Em direção ao poente, Malak seguia sobre a trilha que cortava o descampado das terras do oeste, com ímpeto resoluto cavalgava acompanhado da noite à sua retaguarda, nas proximidades do sopé de Darastrix Verthicha, de súbito e do breu, um dardo Órquico enterrou-se em seu ombro direito, o impacto com força abrupta derrocou-o ao solo, e aos gritos Malak agonizava enquanto o denso veneno instilava em seu sangue, ao derredor da ferida a carne enegrecia rapidamente causando dor atroz.

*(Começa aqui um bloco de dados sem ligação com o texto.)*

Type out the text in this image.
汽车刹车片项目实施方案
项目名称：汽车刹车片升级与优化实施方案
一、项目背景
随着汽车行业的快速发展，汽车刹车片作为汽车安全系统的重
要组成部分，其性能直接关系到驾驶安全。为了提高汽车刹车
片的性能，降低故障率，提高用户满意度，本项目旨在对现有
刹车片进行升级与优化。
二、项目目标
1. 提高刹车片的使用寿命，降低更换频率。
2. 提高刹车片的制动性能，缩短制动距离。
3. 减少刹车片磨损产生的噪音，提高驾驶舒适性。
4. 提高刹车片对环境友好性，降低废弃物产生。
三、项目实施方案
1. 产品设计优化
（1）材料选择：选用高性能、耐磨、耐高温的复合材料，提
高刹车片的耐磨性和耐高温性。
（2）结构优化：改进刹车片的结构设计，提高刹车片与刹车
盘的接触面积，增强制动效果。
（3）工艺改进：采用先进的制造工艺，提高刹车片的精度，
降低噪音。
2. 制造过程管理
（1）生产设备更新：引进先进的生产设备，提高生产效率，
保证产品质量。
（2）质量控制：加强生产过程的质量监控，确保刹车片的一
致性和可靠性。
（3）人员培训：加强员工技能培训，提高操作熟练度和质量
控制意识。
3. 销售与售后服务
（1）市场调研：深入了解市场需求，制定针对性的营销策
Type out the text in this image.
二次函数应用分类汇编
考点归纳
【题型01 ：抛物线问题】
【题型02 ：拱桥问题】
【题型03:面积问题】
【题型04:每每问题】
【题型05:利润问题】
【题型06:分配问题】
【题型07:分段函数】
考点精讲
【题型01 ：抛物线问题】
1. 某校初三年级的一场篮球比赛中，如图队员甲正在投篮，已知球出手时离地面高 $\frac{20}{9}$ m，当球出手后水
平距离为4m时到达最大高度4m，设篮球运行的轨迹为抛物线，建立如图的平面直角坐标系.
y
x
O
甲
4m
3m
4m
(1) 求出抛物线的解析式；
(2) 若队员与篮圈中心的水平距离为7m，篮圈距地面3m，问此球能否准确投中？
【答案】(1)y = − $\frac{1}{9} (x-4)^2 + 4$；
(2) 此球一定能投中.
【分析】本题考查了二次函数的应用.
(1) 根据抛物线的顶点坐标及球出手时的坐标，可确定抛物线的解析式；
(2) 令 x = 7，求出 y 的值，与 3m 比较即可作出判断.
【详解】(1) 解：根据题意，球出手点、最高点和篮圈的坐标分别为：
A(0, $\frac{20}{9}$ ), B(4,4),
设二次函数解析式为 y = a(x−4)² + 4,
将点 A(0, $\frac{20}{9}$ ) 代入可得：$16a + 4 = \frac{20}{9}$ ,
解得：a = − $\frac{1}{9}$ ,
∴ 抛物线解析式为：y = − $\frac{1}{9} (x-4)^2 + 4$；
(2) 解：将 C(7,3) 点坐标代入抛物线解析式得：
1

Os lobos se postaram lado a lado e fitaram Malak, em seguida se puseram a caminhar lentamente em direção, ao então, desesperado cavaleiro, que após contemplar o impetuoso ataque, tomava-se de desesperança cogitando o fim horrível que o aguardava; mas por surpresa, os lobos enquanto avançavam transmutaram-se em homens de aspecto bárbaro, eram Animórficos, de natureza licantrópica; estes, diferente do que Malak julgou, se apiedaram da condição do ferido, e prestaram-lhe socorro, o que antes era um Lobo negro, agora era um alto homem castanho de barba cheia e cabelos longos com tranças grossas e vestes rusticas, sobre os ombros haviam um manto de pelos negros como rocha escura, o outro de semelhante aspecto, diferenciava-se pela cor, o Lobo branco agora era um alto homem ruivo de barba cheia trançada e cabelos longos, sobre os ombros deste haviam um manto de pelos alvos como a neve; o Negro ergueu a cabeça de Malak, e o Branco arrancou-lhe a flecha, Malak gritou, e examinaram o ferimento e então disseram: “Que má noite para ti, deve ter feito algo de muito ruim para que a justiça o castigue de forma tão severa”, Malak respondeu ofegante: “Má foi minha vigilância na noite, colho agora o severo castigo de minha negligência”, o Negro informou-o: “A flecha é Órquica, pelo efeito em seu corpo, ela foi embebedada em veneno, lamento, mas não conhecemos cura para isto”, o Branco então sugeriu: “Se desejares, podemos livrar tu da dor pelo alento de uma morte veloz”, Malak respondeu sussurrante: “Há uma cura, Frontida, é uma flor vermelha de pétalas em sinal de cruz, rogo-vos que me prestem este favor, passa facilmente despercebida, mas pode encontra-la sobre toda a terra, concentra-se sob a sombra das densas florestas, nos madeiro das arvores, e nas proximidades das fontes.” Neste instante, de pronto, o branco se pôs a buscar, em forma de lobo se transformou num salto, e desapareceu em um bosque que dali podia ser visto.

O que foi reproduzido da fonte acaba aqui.